Insolvency and Bankruptcy code (IBC) was introduced in 2016. This was done to tackle the problem of massive Non Performing loans (Bad Loans) in the banking system. This made it easier for creditors to get their money from defaulting firms.
It was hailed as a major reform in India’s banking system.
Suspension of IBC provisions:
In an effort to provide relief to companies suffering the impact of Covid IBC has been amended wherein insolvency proceedings against a debtor for a default occurring on or after March 25, for a period of six months (can be extended upto one year) have been suspended.
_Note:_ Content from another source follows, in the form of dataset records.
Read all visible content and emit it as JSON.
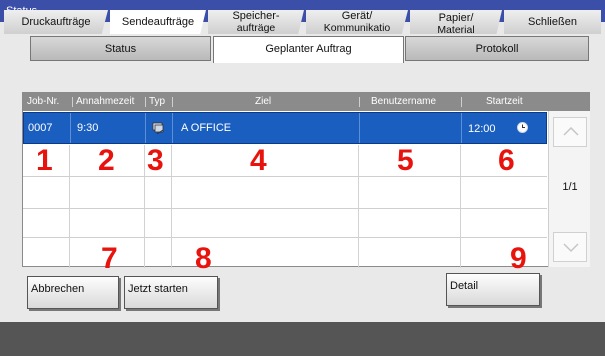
{
  "window": {
    "title": "Status"
  },
  "tabs": [
    {
      "label": "Status"
    },
    {
      "label": "Geplanter Auftrag"
    },
    {
      "label": "Protokoll"
    }
  ],
  "table": {
    "headers": [
      "Job-Nr.",
      "Annahmezeit",
      "Typ",
      "Ziel",
      "Benutzername",
      "Startzeit"
    ],
    "rows": [
      {
        "job": "0007",
        "time": "9:30",
        "type_icon": "send-job-icon",
        "target": "A OFFICE",
        "user": "",
        "start": "12:00",
        "start_icon": "clock-icon"
      }
    ]
  },
  "pagination": {
    "page": "1/1"
  },
  "callouts": [
    "1",
    "2",
    "3",
    "4",
    "5",
    "6",
    "7",
    "8",
    "9"
  ],
  "buttons": {
    "cancel": "Abbrechen",
    "start_now": "Jetzt starten",
    "detail": "Detail"
  },
  "bottom_tabs": [
    {
      "line1": "Druckaufträge",
      "line2": ""
    },
    {
      "line1": "Sendeaufträge",
      "line2": ""
    },
    {
      "line1": "Speicher-",
      "line2": "aufträge"
    },
    {
      "line1": "Gerät/",
      "line2": "Kommunikatio"
    },
    {
      "line1": "Papier/",
      "line2": "Material"
    }
  ],
  "close_label": "Schließen",
  "colors": {
    "title_bar": "#3b4fa8",
    "selection": "#1a5fbf",
    "callout": "#e8130c"
  }
}
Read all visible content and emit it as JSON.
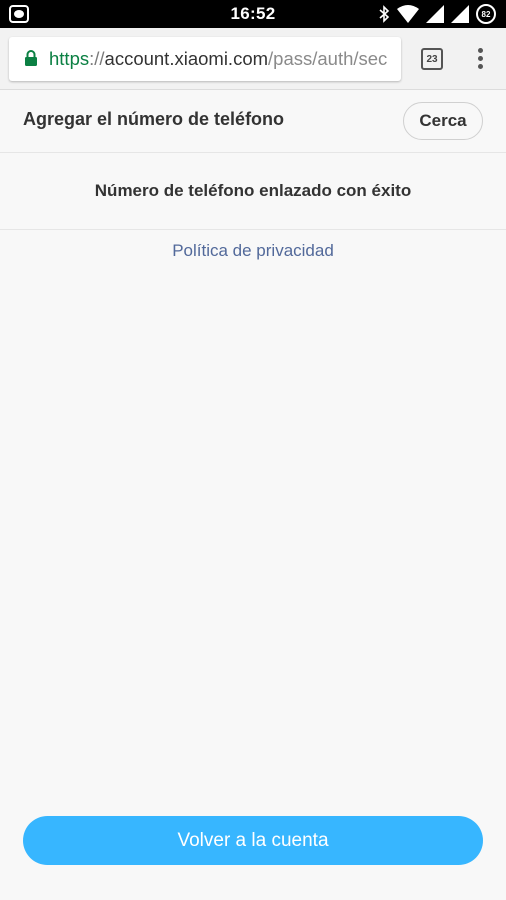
{
  "status_bar": {
    "time": "16:52",
    "battery_level": "82"
  },
  "browser": {
    "url_scheme": "https",
    "url_separator": "://",
    "url_host": "account.xiaomi.com",
    "url_path": "/pass/auth/sec",
    "tab_count": "23"
  },
  "page": {
    "title": "Agregar el número de teléfono",
    "close_label": "Cerca",
    "success_message": "Número de teléfono enlazado con éxito",
    "privacy_link": "Política de privacidad",
    "return_button": "Volver a la cuenta"
  },
  "colors": {
    "accent": "#37b6ff",
    "link": "#52699a",
    "secure_green": "#0b8043"
  }
}
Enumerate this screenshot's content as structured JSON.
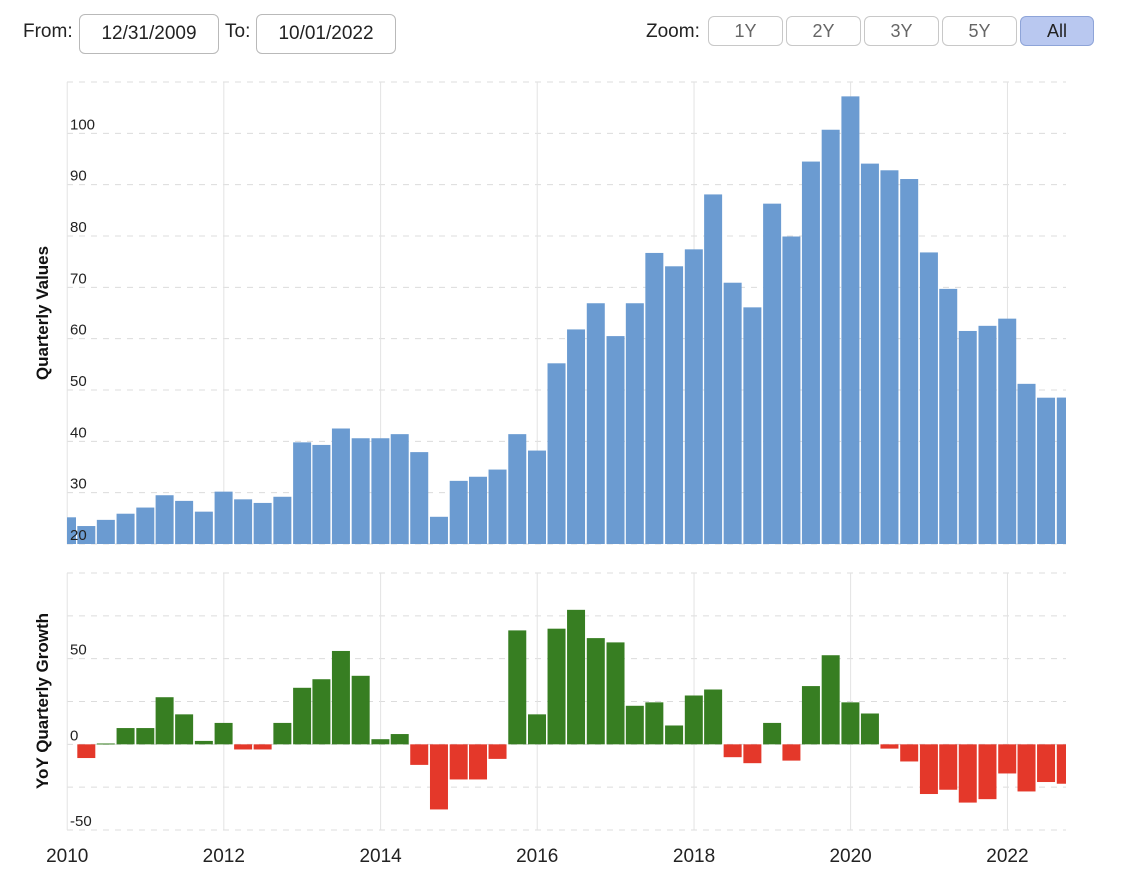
{
  "controls": {
    "from_label": "From:",
    "from_value": "12/31/2009",
    "to_label": "To:",
    "to_value": "10/01/2022",
    "zoom_label": "Zoom:",
    "zoom_options": [
      "1Y",
      "2Y",
      "3Y",
      "5Y",
      "All"
    ],
    "zoom_selected": "All"
  },
  "chart_data": [
    {
      "type": "bar",
      "ylabel": "Quarterly Values",
      "color": "#6b9bd1",
      "ylim": [
        20,
        110
      ],
      "yticks": [
        20,
        30,
        40,
        50,
        60,
        70,
        80,
        90,
        100
      ],
      "grid": true,
      "x": [
        "2009-12-31",
        "2010-03-31",
        "2010-06-30",
        "2010-09-30",
        "2010-12-31",
        "2011-03-31",
        "2011-06-30",
        "2011-09-30",
        "2011-12-31",
        "2012-03-31",
        "2012-06-30",
        "2012-09-30",
        "2012-12-31",
        "2013-03-31",
        "2013-06-30",
        "2013-09-30",
        "2013-12-31",
        "2014-03-31",
        "2014-06-30",
        "2014-09-30",
        "2014-12-31",
        "2015-03-31",
        "2015-06-30",
        "2015-09-30",
        "2015-12-31",
        "2016-03-31",
        "2016-06-30",
        "2016-09-30",
        "2016-12-31",
        "2017-03-31",
        "2017-06-30",
        "2017-09-30",
        "2017-12-31",
        "2018-03-31",
        "2018-06-30",
        "2018-09-30",
        "2018-12-31",
        "2019-03-31",
        "2019-06-30",
        "2019-09-30",
        "2019-12-31",
        "2020-03-31",
        "2020-06-30",
        "2020-09-30",
        "2020-12-31",
        "2021-03-31",
        "2021-06-30",
        "2021-09-30",
        "2021-12-31",
        "2022-03-31",
        "2022-06-30",
        "2022-09-30",
        "2022-10-01"
      ],
      "values": [
        25.2,
        23.5,
        24.7,
        25.9,
        27.1,
        29.5,
        28.4,
        26.3,
        30.2,
        28.7,
        28.0,
        29.2,
        39.8,
        39.3,
        42.5,
        40.6,
        40.6,
        41.4,
        37.9,
        25.3,
        32.3,
        33.1,
        34.5,
        41.4,
        38.2,
        55.2,
        61.8,
        66.9,
        60.5,
        66.9,
        76.7,
        74.1,
        77.4,
        88.1,
        70.9,
        66.1,
        86.3,
        79.9,
        94.5,
        100.7,
        107.2,
        94.1,
        92.8,
        91.1,
        76.8,
        69.7,
        61.5,
        62.5,
        63.9,
        51.2,
        48.5,
        48.5,
        48.5
      ]
    },
    {
      "type": "bar",
      "ylabel": "YoY Quarterly Growth",
      "positive_color": "#377e22",
      "negative_color": "#e4382a",
      "ylim": [
        -50,
        100
      ],
      "yticks": [
        -50,
        0,
        50
      ],
      "grid": true,
      "x": [
        "2009-12-31",
        "2010-03-31",
        "2010-06-30",
        "2010-09-30",
        "2010-12-31",
        "2011-03-31",
        "2011-06-30",
        "2011-09-30",
        "2011-12-31",
        "2012-03-31",
        "2012-06-30",
        "2012-09-30",
        "2012-12-31",
        "2013-03-31",
        "2013-06-30",
        "2013-09-30",
        "2013-12-31",
        "2014-03-31",
        "2014-06-30",
        "2014-09-30",
        "2014-12-31",
        "2015-03-31",
        "2015-06-30",
        "2015-09-30",
        "2015-12-31",
        "2016-03-31",
        "2016-06-30",
        "2016-09-30",
        "2016-12-31",
        "2017-03-31",
        "2017-06-30",
        "2017-09-30",
        "2017-12-31",
        "2018-03-31",
        "2018-06-30",
        "2018-09-30",
        "2018-12-31",
        "2019-03-31",
        "2019-06-30",
        "2019-09-30",
        "2019-12-31",
        "2020-03-31",
        "2020-06-30",
        "2020-09-30",
        "2020-12-31",
        "2021-03-31",
        "2021-06-30",
        "2021-09-30",
        "2021-12-31",
        "2022-03-31",
        "2022-06-30",
        "2022-09-30",
        "2022-10-01"
      ],
      "values": [
        null,
        -8,
        0.5,
        9.5,
        9.5,
        27.5,
        17.5,
        2,
        12.5,
        -3,
        -3,
        12.5,
        33,
        38,
        54.5,
        40,
        3,
        6,
        -12,
        -38,
        -20.5,
        -20.5,
        -8.5,
        66.5,
        17.5,
        67.5,
        78.5,
        62,
        59.5,
        22.5,
        24.5,
        11,
        28.5,
        32,
        -7.5,
        -11,
        12.5,
        -9.5,
        34,
        52,
        24.5,
        18,
        -2.5,
        -10,
        -29,
        -26.5,
        -34,
        -32,
        -17,
        -27.5,
        -22,
        -23,
        null
      ]
    }
  ],
  "x_axis": {
    "ticks": [
      "2010",
      "2012",
      "2014",
      "2016",
      "2018",
      "2020",
      "2022"
    ],
    "range": [
      "2009-12-31",
      "2022-10-01"
    ]
  }
}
The idea that Covid led lockdown has resulted in an abnormal situation and companies should be helped to ride out this phase. That there might be a lot of companies which otherwise were doing normal might be pushed to bankruptcy and the move is to help them.
The amendment suspends initiation of insolvency proceedings plea by a financial creditor (given financial loans) or operational creditor (supplier, employee or workman) and that a corporate debtor can’t file for bankruptcy himself.
That no insolvency proceeding will be filed for defaults arising on or after March 25 for a period of 6 months (can be further extended upto a year).
The government had already increased the threshold for initiating solvency proceedings to Rs. 1 Crore (from 1 Lakh).
The concern is about permanent ban on insolvency proceedings against defaults during this period.There is a possibility that some companies could use this route and default on debt which they could have otherwise paid and escape insolvency proceedings. They might misuse the provision.
Wordings of the provision might send a wrong message that there is a lifetime holiday for defaulters during the exempted period.
Also, by suspending the option for companies to file for bankruptcy themselves, the provision takes away the exit option for the companies.
Policymakers should try and balance the interest of creditors with efforts to help companies ride out the storm.
Restructuring of debt might be a better option than a blanket ban on IBC proceedings.